BFH: Wirtschaftliches Eigentum bei Einräumung von Filmverwertungsrechten

Einem Nutzungsberechtigten kann das wirtschaftliche Eigentum an Filmrechten dann nicht zugerechnet werden, wenn der zivilrechtliche Eigentümer während der Nutzungsdauer der Filmrechte durch erfolgsabhängige Vergütungen weiterhin an Wertsteigerungen der Filmrechte beteiligt ist. Die für Leasingverträge entwickelten Grundsätze können nicht uneingeschränkt übertragen werden (anders wohl BMF-Schreiben vom 23.02.2001, Rz. 16), da eine verlässliche Einschätzung der Wertentwicklung von Filmrechten bei Vertragsabschluss regelmäßig anders als bei Leasingverträgen über materielle Wirtschaftsgüter nicht möglich ist.

Sachverhalt

Die Klägerin, eine Filmproduktionsgesellschaft in Form einer GmbH & Co. KG, war alleinige Eigentümerin an den Rechten eines Films. Sie übertrug die Verwertungsrechte an dem Film für einen Zeitraum von 42 Jahren an die (ausländische) Lizenznehmerin F. Der Klägerin standen neben fixen Zahlungen variable Beteiligungs-Lizenzgebühren zu, die sich an den Erlösen aus der Verwertung des Films orientierten. Für das Auslaufen des Vertrages wurden verschiedene Endschaftsregelungen vereinbart. So konnte die Vertragslaufzeit einvernehmlich verlängert werden. Kam es nicht zu einer entsprechenden Vertragsverlängerung, stand F eine Kaufoption zu. Eine Verkaufsoption der Klägerin bestand nur in den Fällen der Auflösung, Liquidation oder Insolvenz der F bzw. in Fällen von Vertragsstörungen oder -verletzungen. Wurde weder die Vertragslaufzeit verlängert noch die Kaufoption seitens F ausgeübt, konnte die Klägerin von F ein zinsloses Darlehen verlangen.

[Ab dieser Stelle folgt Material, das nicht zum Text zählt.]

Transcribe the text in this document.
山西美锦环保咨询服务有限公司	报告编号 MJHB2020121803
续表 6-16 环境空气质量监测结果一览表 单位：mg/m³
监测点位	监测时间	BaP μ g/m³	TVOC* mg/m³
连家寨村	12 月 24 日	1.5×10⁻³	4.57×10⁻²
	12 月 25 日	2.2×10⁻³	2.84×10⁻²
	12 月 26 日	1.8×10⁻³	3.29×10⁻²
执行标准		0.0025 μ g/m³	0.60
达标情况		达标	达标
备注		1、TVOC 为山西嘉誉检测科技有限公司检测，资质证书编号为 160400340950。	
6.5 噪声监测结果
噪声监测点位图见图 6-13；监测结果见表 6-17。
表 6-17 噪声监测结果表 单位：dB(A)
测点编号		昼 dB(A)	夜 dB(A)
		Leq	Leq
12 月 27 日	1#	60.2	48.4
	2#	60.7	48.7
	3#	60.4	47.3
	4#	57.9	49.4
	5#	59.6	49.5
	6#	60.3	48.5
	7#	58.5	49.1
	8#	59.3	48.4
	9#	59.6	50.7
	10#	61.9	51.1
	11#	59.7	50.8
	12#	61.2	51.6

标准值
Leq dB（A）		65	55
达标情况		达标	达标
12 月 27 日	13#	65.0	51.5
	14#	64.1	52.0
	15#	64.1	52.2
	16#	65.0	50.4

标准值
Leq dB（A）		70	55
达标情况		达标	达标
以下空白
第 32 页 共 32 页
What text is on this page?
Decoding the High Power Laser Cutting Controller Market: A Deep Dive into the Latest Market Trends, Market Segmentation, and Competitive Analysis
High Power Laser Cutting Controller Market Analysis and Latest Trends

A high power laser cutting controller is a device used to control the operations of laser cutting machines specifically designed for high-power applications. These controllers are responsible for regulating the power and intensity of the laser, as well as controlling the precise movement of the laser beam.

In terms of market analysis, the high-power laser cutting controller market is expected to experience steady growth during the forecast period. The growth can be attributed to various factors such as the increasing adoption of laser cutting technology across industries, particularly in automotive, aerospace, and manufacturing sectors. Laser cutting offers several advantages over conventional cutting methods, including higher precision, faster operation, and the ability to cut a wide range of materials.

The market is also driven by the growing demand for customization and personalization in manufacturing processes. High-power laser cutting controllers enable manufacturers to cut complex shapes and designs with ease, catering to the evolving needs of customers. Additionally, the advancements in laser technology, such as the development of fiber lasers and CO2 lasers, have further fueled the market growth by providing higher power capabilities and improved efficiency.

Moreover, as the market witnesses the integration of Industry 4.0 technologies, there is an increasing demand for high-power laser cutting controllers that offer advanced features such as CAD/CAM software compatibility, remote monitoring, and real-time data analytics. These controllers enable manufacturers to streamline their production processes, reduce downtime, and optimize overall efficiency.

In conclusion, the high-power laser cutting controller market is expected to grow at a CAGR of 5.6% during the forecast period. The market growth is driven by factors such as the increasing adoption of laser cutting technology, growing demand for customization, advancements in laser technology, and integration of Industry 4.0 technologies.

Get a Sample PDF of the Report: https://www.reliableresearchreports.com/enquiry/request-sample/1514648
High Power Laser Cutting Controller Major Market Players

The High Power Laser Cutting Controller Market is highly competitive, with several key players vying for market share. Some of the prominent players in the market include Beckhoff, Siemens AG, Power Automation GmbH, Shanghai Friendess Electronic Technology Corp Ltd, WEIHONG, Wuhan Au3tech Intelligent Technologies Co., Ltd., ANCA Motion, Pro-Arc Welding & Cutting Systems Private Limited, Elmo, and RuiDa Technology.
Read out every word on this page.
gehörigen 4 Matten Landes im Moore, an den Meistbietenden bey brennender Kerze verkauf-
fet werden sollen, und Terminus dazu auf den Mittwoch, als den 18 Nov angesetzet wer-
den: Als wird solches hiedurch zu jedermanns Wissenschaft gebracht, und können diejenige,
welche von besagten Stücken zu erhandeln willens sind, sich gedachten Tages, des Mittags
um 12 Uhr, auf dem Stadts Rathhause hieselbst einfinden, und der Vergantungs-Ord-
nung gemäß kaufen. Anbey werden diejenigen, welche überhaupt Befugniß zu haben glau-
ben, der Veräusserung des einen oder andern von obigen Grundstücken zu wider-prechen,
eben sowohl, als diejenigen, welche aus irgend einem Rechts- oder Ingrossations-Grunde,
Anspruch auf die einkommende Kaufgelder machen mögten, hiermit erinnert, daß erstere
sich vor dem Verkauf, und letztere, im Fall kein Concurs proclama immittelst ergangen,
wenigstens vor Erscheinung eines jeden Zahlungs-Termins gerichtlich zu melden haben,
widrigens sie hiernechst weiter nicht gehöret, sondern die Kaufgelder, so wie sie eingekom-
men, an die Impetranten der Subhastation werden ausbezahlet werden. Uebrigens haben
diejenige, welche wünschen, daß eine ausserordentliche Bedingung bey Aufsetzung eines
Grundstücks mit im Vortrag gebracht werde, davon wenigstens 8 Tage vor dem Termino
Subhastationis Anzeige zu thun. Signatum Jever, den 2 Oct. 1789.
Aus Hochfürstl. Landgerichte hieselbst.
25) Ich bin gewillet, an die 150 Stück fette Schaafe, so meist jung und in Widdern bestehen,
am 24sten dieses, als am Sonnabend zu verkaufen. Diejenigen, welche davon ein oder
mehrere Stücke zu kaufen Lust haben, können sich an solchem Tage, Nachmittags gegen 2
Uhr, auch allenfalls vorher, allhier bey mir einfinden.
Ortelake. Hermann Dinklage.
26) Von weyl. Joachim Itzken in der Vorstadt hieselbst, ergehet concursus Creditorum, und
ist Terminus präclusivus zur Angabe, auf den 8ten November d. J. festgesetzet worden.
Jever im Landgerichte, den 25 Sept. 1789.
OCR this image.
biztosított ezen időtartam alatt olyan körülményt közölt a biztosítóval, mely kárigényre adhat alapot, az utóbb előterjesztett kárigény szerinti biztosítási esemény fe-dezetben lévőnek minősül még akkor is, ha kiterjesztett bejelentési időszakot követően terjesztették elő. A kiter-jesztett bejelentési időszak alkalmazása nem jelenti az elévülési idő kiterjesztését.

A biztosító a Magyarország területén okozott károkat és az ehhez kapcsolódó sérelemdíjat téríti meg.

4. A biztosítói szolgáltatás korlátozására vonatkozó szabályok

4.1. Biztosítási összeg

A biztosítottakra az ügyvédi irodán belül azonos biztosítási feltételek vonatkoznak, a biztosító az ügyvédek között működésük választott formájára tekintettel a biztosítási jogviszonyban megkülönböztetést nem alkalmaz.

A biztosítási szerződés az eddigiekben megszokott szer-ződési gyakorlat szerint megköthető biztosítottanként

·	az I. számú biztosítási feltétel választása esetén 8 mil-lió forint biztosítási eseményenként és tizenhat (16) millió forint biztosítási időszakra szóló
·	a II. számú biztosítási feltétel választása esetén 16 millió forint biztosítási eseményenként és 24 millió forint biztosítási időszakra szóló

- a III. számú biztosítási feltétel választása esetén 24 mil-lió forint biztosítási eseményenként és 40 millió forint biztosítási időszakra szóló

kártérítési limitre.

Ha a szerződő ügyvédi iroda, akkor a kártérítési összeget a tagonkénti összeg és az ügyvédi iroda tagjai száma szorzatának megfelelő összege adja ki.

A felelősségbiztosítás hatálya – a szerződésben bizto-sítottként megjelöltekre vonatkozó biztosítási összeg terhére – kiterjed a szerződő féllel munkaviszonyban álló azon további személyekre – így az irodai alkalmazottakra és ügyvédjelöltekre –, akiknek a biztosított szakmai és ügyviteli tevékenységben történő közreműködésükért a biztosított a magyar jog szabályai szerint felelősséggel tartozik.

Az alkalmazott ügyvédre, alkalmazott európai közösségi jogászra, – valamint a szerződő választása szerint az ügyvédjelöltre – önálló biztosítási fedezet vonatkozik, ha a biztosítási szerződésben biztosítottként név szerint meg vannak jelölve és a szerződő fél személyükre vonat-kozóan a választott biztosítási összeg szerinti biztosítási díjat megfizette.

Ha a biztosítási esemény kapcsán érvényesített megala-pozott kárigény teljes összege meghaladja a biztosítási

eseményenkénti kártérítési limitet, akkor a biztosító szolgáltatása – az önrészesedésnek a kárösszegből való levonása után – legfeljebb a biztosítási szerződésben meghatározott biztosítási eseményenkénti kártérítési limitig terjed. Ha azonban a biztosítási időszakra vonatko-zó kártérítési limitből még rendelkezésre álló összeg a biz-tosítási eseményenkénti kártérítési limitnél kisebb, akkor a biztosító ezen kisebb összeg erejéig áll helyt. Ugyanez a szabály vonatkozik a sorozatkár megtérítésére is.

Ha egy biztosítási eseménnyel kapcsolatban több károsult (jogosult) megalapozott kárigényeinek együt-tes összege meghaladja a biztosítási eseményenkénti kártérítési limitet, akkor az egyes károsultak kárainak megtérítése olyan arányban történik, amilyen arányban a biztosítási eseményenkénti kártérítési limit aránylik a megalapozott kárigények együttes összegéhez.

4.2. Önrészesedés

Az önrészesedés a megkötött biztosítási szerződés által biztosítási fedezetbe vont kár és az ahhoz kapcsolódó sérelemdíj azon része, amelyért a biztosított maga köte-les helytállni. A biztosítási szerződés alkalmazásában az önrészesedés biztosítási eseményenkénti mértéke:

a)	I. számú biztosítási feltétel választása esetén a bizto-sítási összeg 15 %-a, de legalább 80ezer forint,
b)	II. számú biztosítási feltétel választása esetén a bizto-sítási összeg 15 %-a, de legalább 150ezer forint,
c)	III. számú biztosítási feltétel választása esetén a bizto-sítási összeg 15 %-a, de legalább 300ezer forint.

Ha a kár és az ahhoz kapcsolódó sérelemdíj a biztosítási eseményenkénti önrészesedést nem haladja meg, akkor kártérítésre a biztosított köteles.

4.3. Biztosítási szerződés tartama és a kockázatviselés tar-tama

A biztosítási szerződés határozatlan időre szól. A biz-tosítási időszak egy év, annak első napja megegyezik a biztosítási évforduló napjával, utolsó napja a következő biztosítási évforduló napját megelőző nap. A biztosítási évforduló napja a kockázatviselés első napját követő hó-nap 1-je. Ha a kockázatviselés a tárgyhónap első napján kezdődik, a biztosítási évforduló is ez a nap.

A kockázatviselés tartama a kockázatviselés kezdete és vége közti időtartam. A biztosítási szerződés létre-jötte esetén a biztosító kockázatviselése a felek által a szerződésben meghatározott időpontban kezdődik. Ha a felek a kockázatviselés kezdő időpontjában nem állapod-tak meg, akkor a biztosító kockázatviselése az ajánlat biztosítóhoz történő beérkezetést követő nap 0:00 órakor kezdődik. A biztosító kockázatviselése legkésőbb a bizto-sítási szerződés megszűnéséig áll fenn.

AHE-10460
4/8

Das Finanzamt war der Meinung, die Übertragung der Filmverwertungsrechte habe zum Übergang des wirtschaftlichen Eigentums an den Filmrechten auf F geführt. Dem widersprach das FG. 

Entscheidung

Der BFH gelangt nun ebenso wie das FG zu dem Ergebnis, dass die Klägerin mit dem Abschluss des Filmvertriebsvertrags das wirtschaftliche Eigentum an den Filmrechten nicht auf F übertragen und daher keine (abgezinste) Kaufpreisforderung zu aktivieren hat.

Gesetzliche Grundlage

Wirtschaftsgüter sind nach § 39 Abs. 1 AO grundsätzlich dem zivilrechtlichen Eigentümer zuzurechnen. Übt ein anderer als der Eigentümer die tatsächliche Herrschaft über ein Wirtschaftsgut in der Weise aus, dass er den Eigentümer im Regelfall für die gewöhnliche Nutzungsdauer von der Einwirkung auf das Wirtschaftsgut wirtschaftlich ausschließen kann, so ist ihm das Wirtschaftsgut zuzurechnen (§ 39 Abs. 2 Nr. 1 Satz 1 AO).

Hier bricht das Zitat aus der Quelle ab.